Baca Juga :  Inilah 10 Kewajiban Suami Terhadap Istri

5. Pria Dilamar Oleh Wanita

Salah satu daerah yang mempraktekkan adat ini adalah Adat Pernikahan Minangkabau, karena disini pihak wanita yang datang ke keluarga mempelai pria untuk melakukan proses meminang. Setelah adanya kesepakatan, kedua pihak pun akan melakukan pertukaran beberapa benda sebagai simbol pengikat. Menurut beberapa sumber, biasanya pihak wanita akan membawa kue-kue, buah-buahan, serta kampia (tas berbahan daun pandan) yang berisi sirih dan pinang disuguhkan untuk dicicipi keluarga pihak pria.

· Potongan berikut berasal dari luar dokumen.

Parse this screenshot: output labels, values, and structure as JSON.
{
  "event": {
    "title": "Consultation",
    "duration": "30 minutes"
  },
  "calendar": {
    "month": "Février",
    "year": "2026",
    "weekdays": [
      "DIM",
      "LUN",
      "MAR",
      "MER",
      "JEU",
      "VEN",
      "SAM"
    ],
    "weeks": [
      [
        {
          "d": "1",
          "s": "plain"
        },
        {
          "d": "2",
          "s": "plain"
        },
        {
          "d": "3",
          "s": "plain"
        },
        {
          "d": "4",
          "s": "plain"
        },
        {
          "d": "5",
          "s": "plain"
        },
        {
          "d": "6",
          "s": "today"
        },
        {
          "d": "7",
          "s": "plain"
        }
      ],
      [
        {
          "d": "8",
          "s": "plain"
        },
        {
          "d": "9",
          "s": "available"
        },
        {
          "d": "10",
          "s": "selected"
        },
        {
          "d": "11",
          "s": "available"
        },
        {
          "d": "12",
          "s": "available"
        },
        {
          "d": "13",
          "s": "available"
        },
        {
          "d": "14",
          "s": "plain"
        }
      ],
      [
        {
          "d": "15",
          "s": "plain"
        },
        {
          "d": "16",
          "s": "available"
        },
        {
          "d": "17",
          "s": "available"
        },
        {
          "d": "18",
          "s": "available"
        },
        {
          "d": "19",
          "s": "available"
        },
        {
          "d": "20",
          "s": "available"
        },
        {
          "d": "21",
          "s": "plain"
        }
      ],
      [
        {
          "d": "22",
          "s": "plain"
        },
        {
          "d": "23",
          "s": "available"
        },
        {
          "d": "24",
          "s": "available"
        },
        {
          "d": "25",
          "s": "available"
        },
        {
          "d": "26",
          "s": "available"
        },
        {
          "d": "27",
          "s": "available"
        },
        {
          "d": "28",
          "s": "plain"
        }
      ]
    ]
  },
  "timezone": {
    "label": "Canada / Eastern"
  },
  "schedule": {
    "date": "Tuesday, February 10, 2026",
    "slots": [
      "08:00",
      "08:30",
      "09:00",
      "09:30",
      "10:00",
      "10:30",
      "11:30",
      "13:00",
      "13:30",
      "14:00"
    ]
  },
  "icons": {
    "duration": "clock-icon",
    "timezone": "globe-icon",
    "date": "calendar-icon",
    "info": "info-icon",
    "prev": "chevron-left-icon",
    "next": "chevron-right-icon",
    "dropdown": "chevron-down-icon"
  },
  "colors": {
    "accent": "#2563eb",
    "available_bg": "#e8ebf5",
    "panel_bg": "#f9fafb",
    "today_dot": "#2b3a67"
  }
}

Setelah itu, dilaksanakan proses tukar-menukar keris, kain, dan benda-benda pusaka keluarga lainnya. Adapun dalam tradisi ini juga melalui beberapa tahap seperti: meresek (Pertemuan), meminang dan batimbang tando (Meminang dan bertukar tanda), mahanta siriah (Minta Izin), babako babaki (Membawa berbagai antaran), malam bainai (Mewarnai inai pada kuku wanita), manjapuik marapulai (Menjemput mempelai pria untuk akad nikah), melakukan penyambutan anak baro, dan masih ada tradisi lagi setelah akad nikah. Menurut mu unik bukan?

6. Tradisi Dodolan Dawet (jual cendol) Oleh Pengantin Wanita

Di adat Jawa, prosesi Dodol Dawet ini disimbolkan sebuah harapan atau doa agar pernikahan yang akan digelar esok harinya dikunjungi banyak tamu seperti juga laris manisnya dawet yang terjual. Ketika sang pengantin wanita telah selesai melakukan siraman, biasanya orang tua pihak wanita (ibu calon pengantin didampingi suaminya) akan melakukan tradisi dodolan dawet di halaman rumah dengan mengundang keluarga dan tetangga sekitar. Bentuk dawet yang bulat bermakna bahwa si orang tua sudah memiliki tekad bulat untuk menikahkan anaknya. Sedangkan mata uang yang digunakan untuk transaksi jual beli dawet adalah berupa bulatan kreweng, yaitu sebuah bentuk tembikar yang mirip dengan uang logam. Makna dari mata uang kreweng adalah pada dasarnya manusia berasal dari bumi. Kreweng nantinya akan diterima oleh suami, sedangkan istri khusus melayani para pembeli dawet. Maknanya dapat diartikan bahwa suami-istri harus bekerja sama membangun rumah tangga.

Itu dia pemaparan dari penulis tentang 6 Tradisi Pernikahan di Indonesia Ini Sangat Unik semoga bisa menambah wawasan bagi pembaca, ada lagi tradisi pernikahan di Indonesia yang lebih unik dari yang penulis paparkan disini bisa ditambahkan dikolom komentar ya.